Employment Insurance (EI)

Decision Information

Decision Content



Decision

[1] The appeal is allowed. The matter is returned to the General Division for reconsideration.

Introduction

[2] On May 4, 2015, a General Division member “dismissed with modification” the Respondent’s appeal against the previous determination of the Commission.

[3] In due course, the Commission filed an application for leave to appeal with the Appeal Division and leave to appeal was granted.

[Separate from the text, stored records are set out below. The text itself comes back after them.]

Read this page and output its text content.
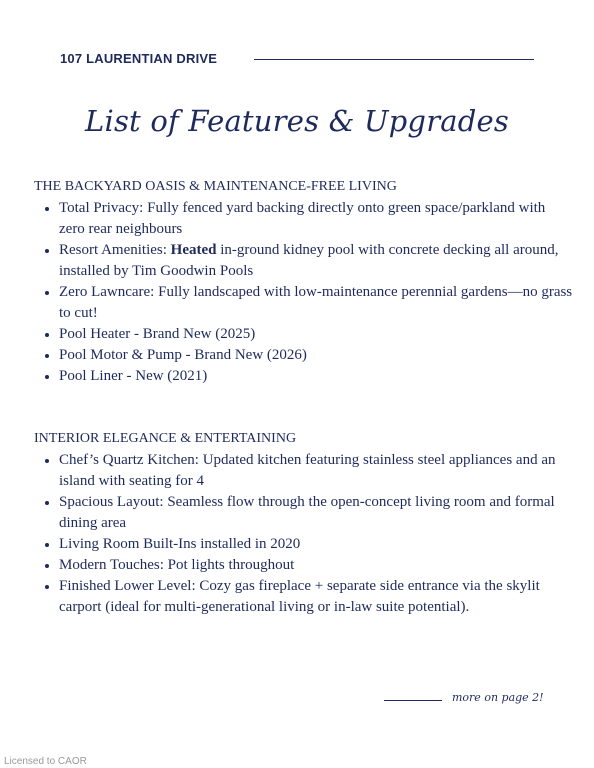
107 LAURENTIAN DRIVE
List of Features & Upgrades
THE BACKYARD OASIS & MAINTENANCE-FREE LIVING
Total Privacy: Fully fenced yard backing directly onto green space/parkland with zero rear neighbours
Resort Amenities: Heated in-ground kidney pool with concrete decking all around, installed by Tim Goodwin Pools
Zero Lawncare: Fully landscaped with low-maintenance perennial gardens—no grass to cut!
Pool Heater - Brand New (2025)
Pool Motor & Pump - Brand New (2026)
Pool Liner - New (2021)
INTERIOR ELEGANCE & ENTERTAINING
Chef’s Quartz Kitchen: Updated kitchen featuring stainless steel appliances and an island with seating for 4
Spacious Layout: Seamless flow through the open-concept living room and formal dining area
Living Room Built-Ins installed in 2020
Modern Touches: Pot lights throughout
Finished Lower Level: Cozy gas fireplace + separate side entrance via the skylit carport (ideal for multi-generational living or in-law suite potential).
more on page 2!
Licensed to CAOR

[4] On December 17, 2015, a teleconference hearing was held. Both the Commission and the Respondent attended and made submissions.

The law

[5] According to subsection 58(1) of the Department of Employment and Social Development Act, the only grounds of appeal are that:

  1. (a) the General Division failed to observe a principle of natural justice or otherwise acted beyond or refused to exercise its jurisdiction;
  2. (b) the General Division erred in law in making its decision, whether or not the error appears on the face of the record; or
  3. (c) the General Division based its decision on an erroneous finding of fact that it made in a perverse or capricious manner or without regard for the material before it.

Analysis

[6] This case revolves around whether or not the Respondent received earnings that should be allocated. The Commission determined that the settlement moneys in question were earnings but after a hearing the General Division determined that they were not (although it did not disturb the allocation of certain vacation and bonus payments).

[7] The Commission now appeals against that decision, arguing that the General Division erred in law by failing to consider and apply the correct test to determine whether or not the moneys in question were earnings.

[8] The Respondent supports the General Division decision and asks that the appeal be dismissed.

[9] Unfortunately, the General Division did indeed make a number of errors in its decision.

[10] First, the General Division erred in fact when it found that the settlement agreement between the Respondent and the Employer said that the moneys paid were to compensate for the relinquished right of reinstatement.

[11] It may be that the General Division mistook the mere offer of settlement found at Exhibit GD3-30 (which does indeed use those words) for the actual agreed upon settlement found at Exhibit GD3-34 (which does not), but as this finding was integral to the ultimate conclusion reached by the General Division it constitutes a reviewable and material error. I note that in the final settlement the Employer maintains its denial of any legal liability to the Respondent, and that the Respondent and the Commission agreed before me that the document found at Exhibit GD3-34 is the actual settlement.

[12] Second, although the General Division appears to have understood the law surrounding the allocation of earnings, it did not apply it properly. At paragraph 23 of its decision, the General Division correctly set out the test established by the Federal Court of Appeal to determine whether or not settlement moneys are being paid in compensation for the renouncement of the right to reinstatement and therefore should not be allocated

[13] Sadly, the General Division then failed to apply this test to the facts at hand, and appeared to accept without question and without analysis the language used in the settlement “agreement” (actually simply an offer, as noted above). This too is a reviewable and material error.

[14] Third, the General Division stated that “the [Respondent] is to be paid benefits for the period when the legal settlement monies were allocated to her claim”.

[15] The issue before the General Division was whether or not the moneys in question needed to be allocated, and how that allocation should be done (if at all). It was not for the General Division to determine whether benefits were payable, as that was not the issue before it. By not confining itself to the issue before it, it committed a reviewable and material error of jurisdiction.

[16] Finally, even though the General Division was agreeing with the Respondent when she appealed on the basis that her settlement moneys did not have to be allocated, the General Division said that “[t]he appeal is dismissed with modification”.

[17] It is difficult to understand what this means. What is being modified, the appeal or the initial Commission determination? And what is the modification? This outcome makes no sense and is extremely confusing to the parties. An unrepresented litigant (or even a represented one) could easily be forgiven for thinking that their appeal had been unsuccessful, when in fact the General Division actually meant the opposite.

[18] The usual less confusing phrase is to say that “[t]he appeal is allowed in part” and to then explain exactly what part has been allowed. This allows the parties to better understand the decision, and for the Commission to carry it out in the manner intended by the General Division.

[19] This decision cannot stand. The proper remedy is a new General Division hearing so that the evidence can be properly assessed and the law applied appropriately.

Conclusion

[20] For the above reasons, the appeal is allowed. The matter is returned to the General Division for reconsideration.